Ooh, this sounds very good. I'm just about to fly out to Utah, I'll see if I can try some of these tips and post the results. Maybe compare the different options to see if there are some that causes image quality losses between the different techniques.


----------



## projectmansd (Jan 31, 2014)

PTgui is another great program for stitching.


----------



## PTT (Feb 1, 2014)

Have you thought of using the Warp tool in CS6 to straighten your pano? I find that Adaptive Wide Angle gets wonky on me sometimes.
Pano1: Your original with grid lines (gray) applied (percentage rather than a fixed number..set that in prefs.)
Pano2: Grid lines in red. Warp tool in gray. Nudge the Warp tool until the water and horizon are flat.
Pano3: Expand the dramatic sky and move the mountains into the bottom 3rd of the image. Select the Crop tool and drag the top edge upward. Flatten the image, then select the expanded section and a few pixels of the sky, then use Content Aware Fill.
Pano4: Finished fix. Clean up any weird stuff in the expanded sky with Spot Healing Brush (content aware.)


----------



## yorgasor (Feb 2, 2014)

Ok, as promised, here's my updated version. This version was just a simple change of selecting 'cylindrical' instead of 'auto' for the merge type. This gave me a much cleaner horizon to work with. Although the changes made by PTT with the warp tool are pretty impressive. I like the thicker panorama with the taller clouds that he made.




Tetons Panorama 2 by yorgasor, on Flickr


----------



## Logan (Feb 13, 2014)

wish there was a way to preview what the different PS pano modes do. took some of the tips in this thread and improved one of mine that was suffering from curved horizon. but now i cant remember which stitching mode worked best, i think it was also cylindrical. thanks for the tips folks!


----------



## Larry (Mar 5, 2014)

yorgasor said:


> The water line sags pretty bad in the middle. Is that because of the way the camera pivoted on the tripod? I was very careful with the placement of the tripod, I'm pretty sure it was level all the way across. .



Let's call what you refer to as the waterline, …"the shoreline".

You can not accurately portray the far shoreline as a straight line, if in fact the shore in the center is closer to you than at the sides.

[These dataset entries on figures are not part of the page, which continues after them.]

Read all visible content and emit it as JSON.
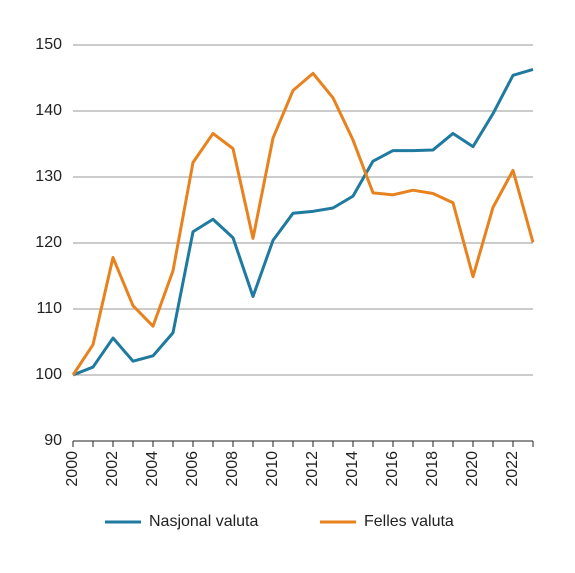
{
  "chart_data": {
    "type": "line",
    "x": [
      2000,
      2001,
      2002,
      2003,
      2004,
      2005,
      2006,
      2007,
      2008,
      2009,
      2010,
      2011,
      2012,
      2013,
      2014,
      2015,
      2016,
      2017,
      2018,
      2019,
      2020,
      2021,
      2022,
      2023
    ],
    "series": [
      {
        "name": "Nasjonal valuta",
        "color": "#1f7aa0",
        "values": [
          100,
          101.2,
          105.6,
          102.1,
          102.9,
          106.4,
          121.7,
          123.6,
          120.8,
          111.9,
          120.4,
          124.5,
          124.8,
          125.3,
          127.1,
          132.4,
          134.0,
          134.0,
          134.1,
          136.6,
          134.6,
          139.6,
          145.4,
          146.3
        ]
      },
      {
        "name": "Felles valuta",
        "color": "#e8821e",
        "values": [
          100,
          104.6,
          117.8,
          110.5,
          107.4,
          115.8,
          132.2,
          136.6,
          134.3,
          120.7,
          135.9,
          143.1,
          145.7,
          142.0,
          135.6,
          127.6,
          127.3,
          128.0,
          127.5,
          126.1,
          114.9,
          125.4,
          131.0,
          120.1
        ]
      }
    ],
    "xlim": [
      2000,
      2023
    ],
    "xticks": [
      2000,
      2002,
      2004,
      2006,
      2008,
      2010,
      2012,
      2014,
      2016,
      2018,
      2020,
      2022
    ],
    "ylim": [
      90,
      150
    ],
    "yticks": [
      90,
      100,
      110,
      120,
      130,
      140,
      150
    ],
    "grid": true,
    "legend": "bottom"
  }
}
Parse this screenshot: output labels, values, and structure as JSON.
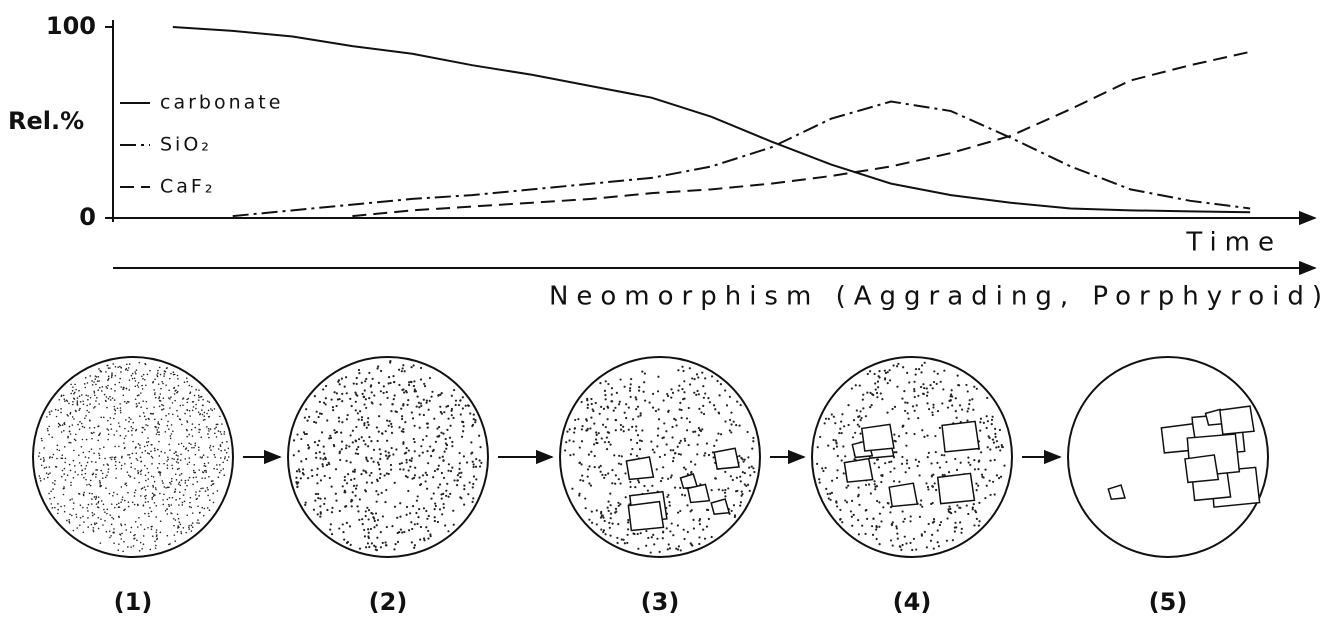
{
  "chart_data": {
    "type": "line",
    "y_label": "Rel.%",
    "x_label": "Time",
    "ylim": [
      0,
      100
    ],
    "yticks": [
      0,
      100
    ],
    "xlim": [
      0,
      100
    ],
    "x": [
      0,
      5,
      10,
      15,
      20,
      25,
      30,
      35,
      40,
      45,
      50,
      55,
      60,
      65,
      70,
      75,
      80,
      85,
      90,
      95,
      100
    ],
    "series": [
      {
        "name": "carbonate",
        "color": "#111111",
        "dash": "solid",
        "values": [
          null,
          100,
          98,
          95,
          90,
          86,
          80,
          75,
          69,
          63,
          53,
          40,
          28,
          18,
          12,
          8,
          5,
          4,
          3.5,
          3,
          null
        ]
      },
      {
        "name": "SiO₂",
        "color": "#111111",
        "dash": "dashdot",
        "values": [
          null,
          null,
          1,
          4,
          7,
          10,
          12,
          15,
          18,
          21,
          27,
          37,
          52,
          61,
          56,
          42,
          27,
          15,
          9,
          5,
          null
        ]
      },
      {
        "name": "CaF₂",
        "color": "#111111",
        "dash": "dashed",
        "values": [
          null,
          null,
          null,
          null,
          1,
          4,
          6,
          8,
          10,
          13,
          15,
          18,
          22,
          27,
          34,
          43,
          57,
          72,
          80,
          87,
          null
        ]
      }
    ]
  },
  "figure": {
    "process": "Neomorphism (Aggrading, Porphyroid)",
    "panels": [
      "(1)",
      "(2)",
      "(3)",
      "(4)",
      "(5)"
    ]
  }
}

A simple compositional correction, to give a more satisfying "balance" to the eye, would be to tilt the image so that the "chord" of the shoreline curve ( a straight line between the ends of what you call the waterline, i.e., the dark streak approximately midway up the image) is "level".

You will lose a bit of the left foreground shore, but the image will, IMO, "Feel" more "right".

HTH.


----------